I have news for you - they have already monopolised Indian cyberspace. They have completely wiped out competition in certain domains.
One of the many reasons they have done this is because we don't have laws and regulations to temper their hegemonic tendencies. For example, we could use data portability and interoperability mandates for social media to spark competition in markets where there are entrenched monopolies.

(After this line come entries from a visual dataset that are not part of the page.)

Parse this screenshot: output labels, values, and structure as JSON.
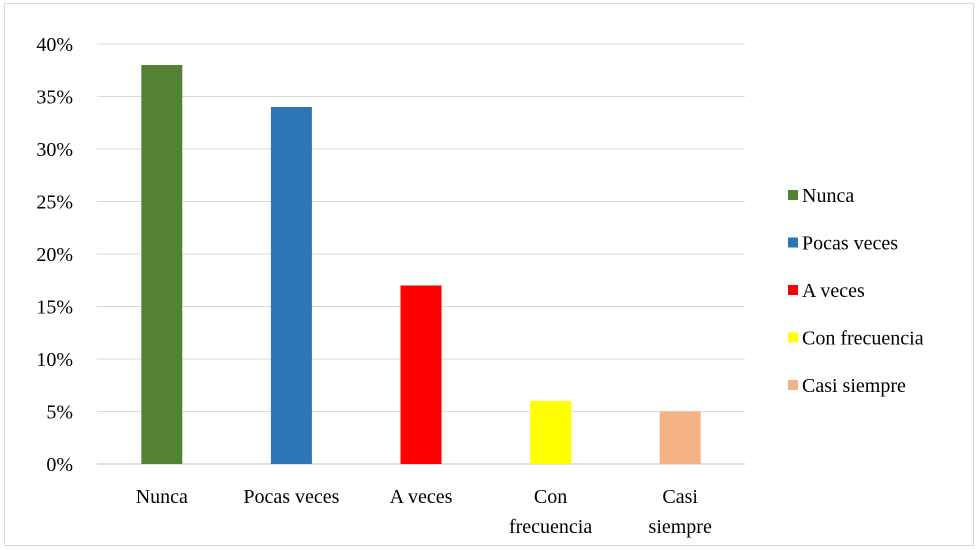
{
  "chart_data": {
    "type": "bar",
    "title": "",
    "xlabel": "",
    "ylabel": "",
    "categories": [
      "Nunca",
      "Pocas veces",
      "A veces",
      "Con frecuencia",
      "Casi siempre"
    ],
    "category_lines": [
      [
        "Nunca"
      ],
      [
        "Pocas veces"
      ],
      [
        "A veces"
      ],
      [
        "Con",
        "frecuencia"
      ],
      [
        "Casi",
        "siempre"
      ]
    ],
    "values": [
      0.38,
      0.34,
      0.17,
      0.06,
      0.05
    ],
    "colors": [
      "#548235",
      "#2e75b6",
      "#ff0000",
      "#ffff00",
      "#f4b183"
    ],
    "ylim": [
      0,
      0.4
    ],
    "yticks": [
      "0%",
      "5%",
      "10%",
      "15%",
      "20%",
      "25%",
      "30%",
      "35%",
      "40%"
    ],
    "y_format": "percent",
    "grid": true,
    "legend_position": "right",
    "legend": [
      "Nunca",
      "Pocas veces",
      "A veces",
      "Con frecuencia",
      "Casi siempre"
    ]
  }
}
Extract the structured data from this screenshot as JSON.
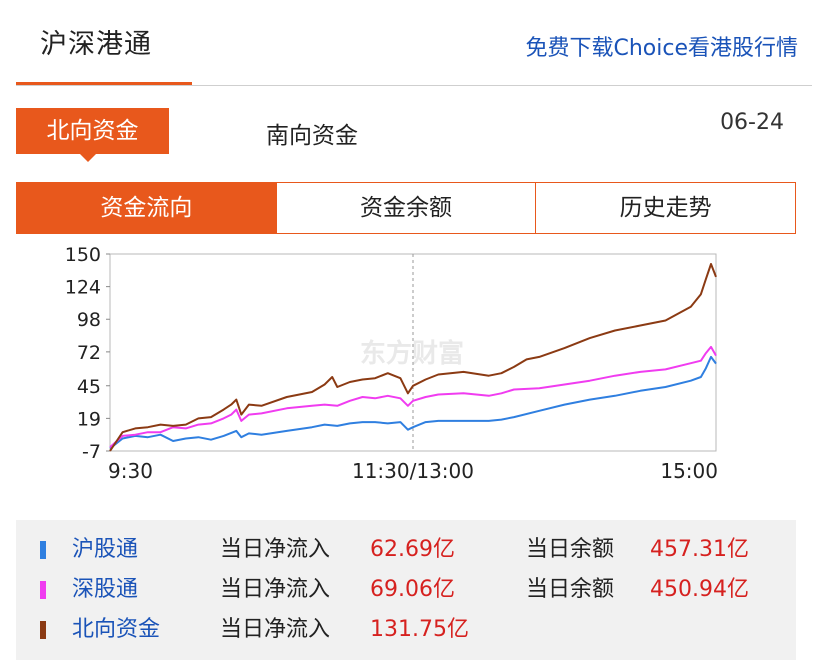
{
  "header": {
    "title": "沪深港通",
    "download_link": "免费下载Choice看港股行情"
  },
  "subtabs": {
    "active": "北向资金",
    "inactive": "南向资金",
    "date": "06-24"
  },
  "tabs": [
    {
      "label": "资金流向",
      "active": true
    },
    {
      "label": "资金余额",
      "active": false
    },
    {
      "label": "历史走势",
      "active": false
    }
  ],
  "chart_data": {
    "type": "line",
    "title": "",
    "xlabel": "",
    "ylabel": "",
    "ylim": [
      -7,
      150
    ],
    "yticks": [
      "150",
      "124",
      "98",
      "72",
      "45",
      "19",
      "-7"
    ],
    "xticks": [
      {
        "t": 0,
        "label": "9:30"
      },
      {
        "t": 120,
        "label": "11:30/13:00"
      },
      {
        "t": 240,
        "label": "15:00"
      }
    ],
    "xlim": [
      0,
      240
    ],
    "grid": "vertical dashed line at 11:30/13:00",
    "watermark": "东方财富",
    "series": [
      {
        "name": "沪股通",
        "color": "#2f7fe0",
        "points": [
          [
            0,
            -5
          ],
          [
            5,
            3
          ],
          [
            10,
            5
          ],
          [
            15,
            4
          ],
          [
            20,
            6
          ],
          [
            25,
            1
          ],
          [
            30,
            3
          ],
          [
            35,
            4
          ],
          [
            40,
            2
          ],
          [
            45,
            5
          ],
          [
            50,
            9
          ],
          [
            52,
            4
          ],
          [
            55,
            7
          ],
          [
            60,
            6
          ],
          [
            70,
            9
          ],
          [
            80,
            12
          ],
          [
            85,
            14
          ],
          [
            90,
            13
          ],
          [
            95,
            15
          ],
          [
            100,
            16
          ],
          [
            105,
            16
          ],
          [
            110,
            15
          ],
          [
            115,
            16
          ],
          [
            118,
            10
          ],
          [
            120,
            12
          ],
          [
            125,
            16
          ],
          [
            130,
            17
          ],
          [
            140,
            17
          ],
          [
            150,
            17
          ],
          [
            155,
            18
          ],
          [
            160,
            20
          ],
          [
            170,
            25
          ],
          [
            180,
            30
          ],
          [
            190,
            34
          ],
          [
            200,
            37
          ],
          [
            210,
            41
          ],
          [
            220,
            44
          ],
          [
            230,
            49
          ],
          [
            234,
            52
          ],
          [
            236,
            59
          ],
          [
            238,
            68
          ],
          [
            240,
            62.69
          ]
        ]
      },
      {
        "name": "深股通",
        "color": "#f03cf0",
        "points": [
          [
            0,
            -4
          ],
          [
            5,
            5
          ],
          [
            10,
            6
          ],
          [
            15,
            8
          ],
          [
            20,
            8
          ],
          [
            25,
            12
          ],
          [
            30,
            11
          ],
          [
            35,
            14
          ],
          [
            40,
            15
          ],
          [
            45,
            19
          ],
          [
            48,
            22
          ],
          [
            50,
            26
          ],
          [
            52,
            17
          ],
          [
            55,
            22
          ],
          [
            60,
            23
          ],
          [
            70,
            27
          ],
          [
            80,
            29
          ],
          [
            85,
            30
          ],
          [
            90,
            29
          ],
          [
            95,
            33
          ],
          [
            100,
            36
          ],
          [
            105,
            35
          ],
          [
            110,
            37
          ],
          [
            115,
            35
          ],
          [
            118,
            29
          ],
          [
            120,
            33
          ],
          [
            125,
            36
          ],
          [
            130,
            38
          ],
          [
            140,
            39
          ],
          [
            150,
            37
          ],
          [
            155,
            39
          ],
          [
            160,
            42
          ],
          [
            170,
            43
          ],
          [
            180,
            46
          ],
          [
            190,
            49
          ],
          [
            200,
            53
          ],
          [
            210,
            56
          ],
          [
            220,
            58
          ],
          [
            230,
            63
          ],
          [
            234,
            65
          ],
          [
            236,
            71
          ],
          [
            238,
            76
          ],
          [
            240,
            69.06
          ]
        ]
      },
      {
        "name": "北向资金",
        "color": "#8b3a13",
        "points": [
          [
            0,
            -7
          ],
          [
            5,
            8
          ],
          [
            10,
            11
          ],
          [
            15,
            12
          ],
          [
            20,
            14
          ],
          [
            25,
            13
          ],
          [
            30,
            14
          ],
          [
            35,
            19
          ],
          [
            40,
            20
          ],
          [
            45,
            26
          ],
          [
            48,
            30
          ],
          [
            50,
            34
          ],
          [
            52,
            22
          ],
          [
            55,
            30
          ],
          [
            60,
            29
          ],
          [
            70,
            36
          ],
          [
            80,
            40
          ],
          [
            85,
            46
          ],
          [
            88,
            52
          ],
          [
            90,
            44
          ],
          [
            95,
            48
          ],
          [
            100,
            50
          ],
          [
            105,
            51
          ],
          [
            110,
            55
          ],
          [
            115,
            51
          ],
          [
            118,
            39
          ],
          [
            120,
            45
          ],
          [
            125,
            50
          ],
          [
            130,
            54
          ],
          [
            140,
            56
          ],
          [
            150,
            53
          ],
          [
            155,
            55
          ],
          [
            160,
            60
          ],
          [
            165,
            66
          ],
          [
            170,
            68
          ],
          [
            180,
            75
          ],
          [
            190,
            83
          ],
          [
            200,
            89
          ],
          [
            210,
            93
          ],
          [
            215,
            95
          ],
          [
            220,
            97
          ],
          [
            230,
            108
          ],
          [
            234,
            118
          ],
          [
            236,
            130
          ],
          [
            238,
            142
          ],
          [
            240,
            131.75
          ]
        ]
      }
    ]
  },
  "legend": [
    {
      "name": "沪股通",
      "color": "#2f7fe0",
      "flow_label": "当日净流入",
      "flow_value": "62.69亿",
      "balance_label": "当日余额",
      "balance_value": "457.31亿"
    },
    {
      "name": "深股通",
      "color": "#f03cf0",
      "flow_label": "当日净流入",
      "flow_value": "69.06亿",
      "balance_label": "当日余额",
      "balance_value": "450.94亿"
    },
    {
      "name": "北向资金",
      "color": "#8b3a13",
      "flow_label": "当日净流入",
      "flow_value": "131.75亿"
    }
  ]
}
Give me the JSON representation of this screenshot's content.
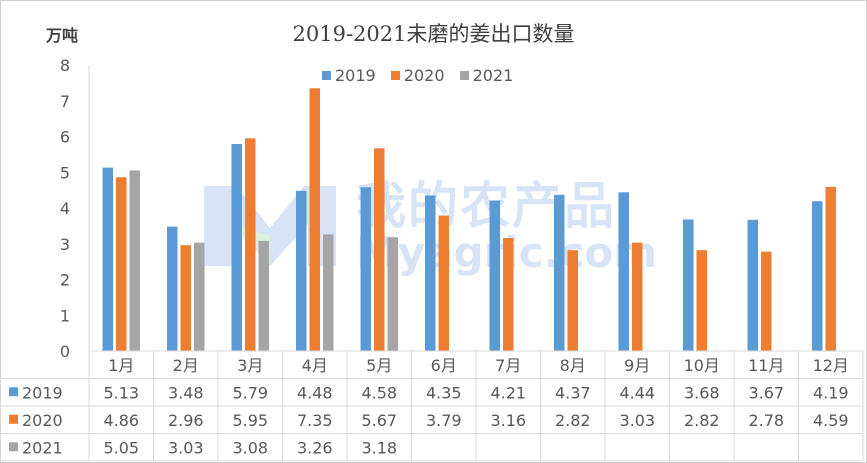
{
  "title": "2019-2021未磨的姜出口数量",
  "unit": "万吨",
  "watermark": {
    "cn": "我的农产品",
    "en": "Myagric.com"
  },
  "colors": {
    "2019": "#5b9bd5",
    "2020": "#ed7d31",
    "2021": "#a5a5a5"
  },
  "chart_data": {
    "type": "bar",
    "title": "2019-2021未磨的姜出口数量",
    "ylabel": "万吨",
    "xlabel": "",
    "ylim": [
      0,
      8
    ],
    "yticks": [
      "0",
      "1",
      "2",
      "3",
      "4",
      "5",
      "6",
      "7",
      "8"
    ],
    "legend": "top-center",
    "grid": false,
    "categories": [
      "1月",
      "2月",
      "3月",
      "4月",
      "5月",
      "6月",
      "7月",
      "8月",
      "9月",
      "10月",
      "11月",
      "12月"
    ],
    "series": [
      {
        "name": "2019",
        "values": [
          5.13,
          3.48,
          5.79,
          4.48,
          4.58,
          4.35,
          4.21,
          4.37,
          4.44,
          3.68,
          3.67,
          4.19
        ],
        "labels": [
          "5.13",
          "3.48",
          "5.79",
          "4.48",
          "4.58",
          "4.35",
          "4.21",
          "4.37",
          "4.44",
          "3.68",
          "3.67",
          "4.19"
        ]
      },
      {
        "name": "2020",
        "values": [
          4.86,
          2.96,
          5.95,
          7.35,
          5.67,
          3.79,
          3.16,
          2.82,
          3.03,
          2.82,
          2.78,
          4.59
        ],
        "labels": [
          "4.86",
          "2.96",
          "5.95",
          "7.35",
          "5.67",
          "3.79",
          "3.16",
          "2.82",
          "3.03",
          "2.82",
          "2.78",
          "4.59"
        ]
      },
      {
        "name": "2021",
        "values": [
          5.05,
          3.03,
          3.08,
          3.26,
          3.18,
          null,
          null,
          null,
          null,
          null,
          null,
          null
        ],
        "labels": [
          "5.05",
          "3.03",
          "3.08",
          "3.26",
          "3.18",
          "",
          "",
          "",
          "",
          "",
          "",
          ""
        ]
      }
    ]
  }
}
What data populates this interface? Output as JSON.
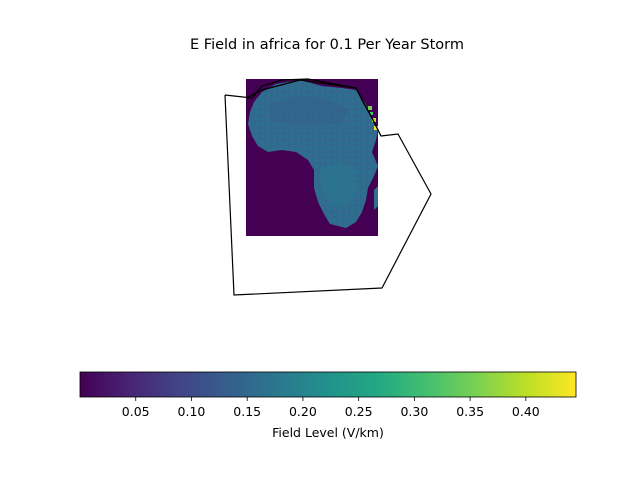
{
  "chart_data": {
    "type": "heatmap",
    "title": "E Field in africa for 0.1 Per Year Storm",
    "region": "africa",
    "colormap": "viridis",
    "colorbar": {
      "label": "Field Level (V/km)",
      "range": [
        0.0,
        0.445
      ],
      "ticks": [
        0.05,
        0.1,
        0.15,
        0.2,
        0.25,
        0.3,
        0.35,
        0.4
      ],
      "tick_labels": [
        "0.05",
        "0.10",
        "0.15",
        "0.20",
        "0.25",
        "0.30",
        "0.35",
        "0.40"
      ],
      "orientation": "horizontal",
      "placement": "bottom"
    },
    "map": {
      "ocean_value": 0.005,
      "land_value_range": [
        0.1,
        0.22
      ],
      "peak_value": 0.44,
      "peak_location": "Red Sea coast (north-east edge)"
    },
    "boundary_polygon": {
      "stroke": "#000000",
      "fill": "none"
    },
    "grid": false,
    "axes_visible": false
  }
}
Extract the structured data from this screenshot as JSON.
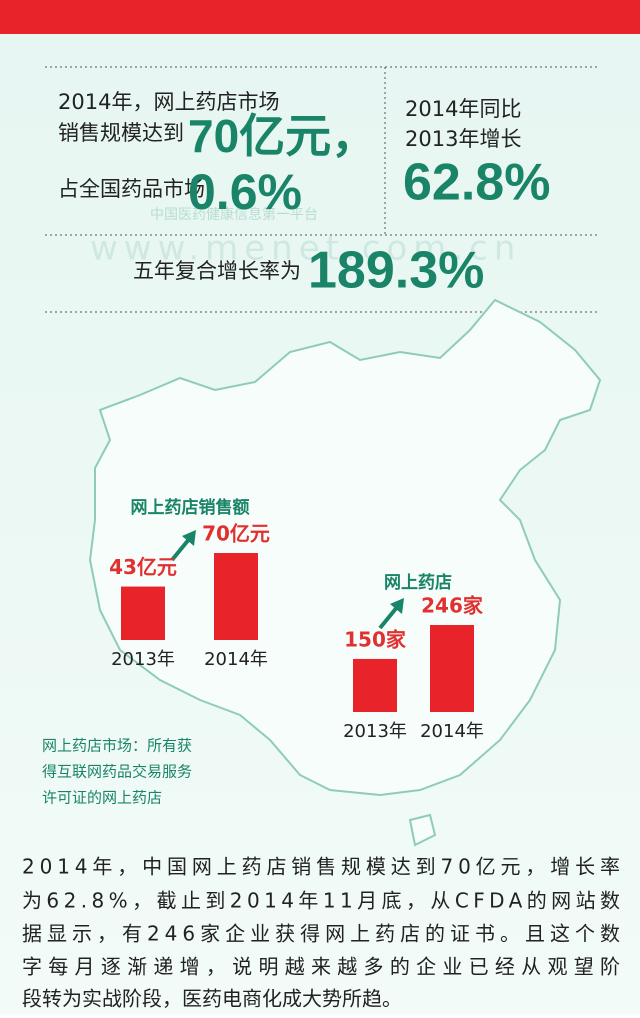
{
  "header": {
    "line1": "2014年，网上药店市场",
    "line2": "销售规模达到",
    "market_size": "70亿元，",
    "line3": "占全国药品市场",
    "share": "0.6%"
  },
  "growth": {
    "line1": "2014年同比",
    "line2": "2013年增长",
    "rate": "62.8%"
  },
  "cagr": {
    "label": "五年复合增长率为",
    "rate": "189.3%"
  },
  "watermark": {
    "tagline": "中国医药健康信息第一平台",
    "url": "www.menet.com.cn"
  },
  "chart_data": [
    {
      "type": "bar",
      "title": "网上药店销售额",
      "categories": [
        "2013年",
        "2014年"
      ],
      "values": [
        43,
        70
      ],
      "value_labels": [
        "43亿元",
        "70亿元"
      ],
      "color": "#e8232a"
    },
    {
      "type": "bar",
      "title": "网上药店",
      "categories": [
        "2013年",
        "2014年"
      ],
      "values": [
        150,
        246
      ],
      "value_labels": [
        "150家",
        "246家"
      ],
      "color": "#e8232a"
    }
  ],
  "note": [
    "网上药店市场：所有获",
    "得互联网药品交易服务",
    "许可证的网上药店"
  ],
  "paragraph": [
    "2014年，中国网上药店销售规模达到70亿元，增长率",
    "为62.8%，截止到2014年11月底，从CFDA的网站数",
    "据显示，有246家企业获得网上药店的证书。且这个数",
    "字每月逐渐递增，说明越来越多的企业已经从观望阶",
    "段转为实战阶段，医药电商化成大势所趋。"
  ]
}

Competition law can be used to protect other firms from abuse of market power. Consumer protection law and privacy law could be used to ensure that user's rights are not compromised in the race for market share. In addition, a modern privacy law compliant with the best practices in the European Data Protection Regulation 2016, would allow emerging Indian companies to compete with giants like Facebook and Google on a level playing field. [Speaking of level playing field - only recently has the government introduced the "equalization levy". This was long overdue. Imagine the amount of tax that could have been collected so far and damage that has been done to competition. Regardless the current NDA government deserves our kudos for ensuring that Facebook and Google contribute their fair share of taxes. The new IPR Policy was also an opportunity to address the monopoly of Google and Facebook. There should have been a concerted attempt to use free/open source software, open standard and open content to bolster Indic language technologies. A billion dollars from every spectrum auction should be used to create incentives for Indian private sector, research and academic organisation who can contribute openly to the Indic cyberspace. This is the market where we can still build a highly competitive market. Today, given government inaction - millions of Indians are training Google's language platforms every time they use machine translation or speech to text technologies. This corpus of information will not be available for public interest research. Ideally we should also have Indians contributing to commons-based peer production projects like Wikipedia for their Indic language needs. Unfortunately the government totally missed this opportunity.]